I have managed to stumble into a decent life. I have a wonderful wife, a nice home, good friends, a fulfilling job, and many small comforts, but I don’t feel like I’ve earned any of it. The best I have been able to do is create the best present possible at all times. Each moment stands alone for me and I make the best I can of it.
And that has worked for me, so far, but lately, I have begun to feel a shift in my thinking. I’ve started to wonder if this foreshortened way of seeing time hasn’t been a truth I know, but a way of simply surviving I should have let go of a long time ago. My perceptions are skewed. There’s more to life than now, or there should be…there could be.
Going through life on autopilot is a perfectly fine way to live if you want, but it’s not so easy to do when it’s not just your life you’re living, but I share my life. Being married means sharing certain passions, goals, and desires. You dream alone and then you dream together. Except, I have never been very good at dreaming.
To dream, you have to feel safe. I spent some of the most important years of my development feeling very unsafe. That was all a very long time ago, but trauma can be so ingrained that it becomes reality. It is the lens you view everything through and then suddenly even the lens is invisible.
We often forget that what happens inside our minds is unique to each of us, and that there are a nearly infinite number of ways to be.

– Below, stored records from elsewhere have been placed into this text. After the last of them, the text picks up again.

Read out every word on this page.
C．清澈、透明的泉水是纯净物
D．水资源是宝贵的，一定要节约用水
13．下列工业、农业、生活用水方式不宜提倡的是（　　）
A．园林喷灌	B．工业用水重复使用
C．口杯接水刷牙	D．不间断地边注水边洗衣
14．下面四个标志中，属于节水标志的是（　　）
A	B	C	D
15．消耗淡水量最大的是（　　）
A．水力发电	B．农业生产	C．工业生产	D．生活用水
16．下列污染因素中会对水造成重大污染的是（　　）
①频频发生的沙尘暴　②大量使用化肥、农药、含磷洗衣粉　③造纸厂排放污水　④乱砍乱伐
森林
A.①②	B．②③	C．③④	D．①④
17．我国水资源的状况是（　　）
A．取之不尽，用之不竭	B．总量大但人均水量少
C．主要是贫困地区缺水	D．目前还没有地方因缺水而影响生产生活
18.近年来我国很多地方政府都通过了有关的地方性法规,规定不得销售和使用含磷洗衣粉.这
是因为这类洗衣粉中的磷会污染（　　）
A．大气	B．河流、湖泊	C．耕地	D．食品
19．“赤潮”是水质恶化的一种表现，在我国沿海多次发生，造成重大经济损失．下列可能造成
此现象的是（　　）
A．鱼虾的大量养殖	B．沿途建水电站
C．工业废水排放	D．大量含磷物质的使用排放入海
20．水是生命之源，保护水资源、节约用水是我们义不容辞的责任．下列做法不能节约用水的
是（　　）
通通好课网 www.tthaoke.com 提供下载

We can have the wrong idea. We can limit ourselves without even knowing it. Most importantly, we can change. What you were taught—about who you are, about what you deserve, about the way the world works—when you were growing up isn’t the one and only truth. For many of us, what we were taught were lies we have to work hard to disbelieve.
To dream, you have to be able to let go of the fear of failing, of hurting, of dying, and you have to believe you can make things happen and not that things can only ever happen to you. To dream, you have to love yourself now. To dream, you have to believe you deserve more than what the world gives you. To dream, you have to know you will be here in a year, in five years, in ten. You have to close your eyes and see yourself there and you have to love that version of you, too.
It’s taken my whole life until now to know I have not just agency, but responsibility to myself and the people I love to reach higher. I can do more than just be a good wife, daughter, sister, friend, human being. I can work toward something, earn something, and be something in the world, too. I can think of my future self and wonder at what she wants, what her life could look like, and I can plan how to get there.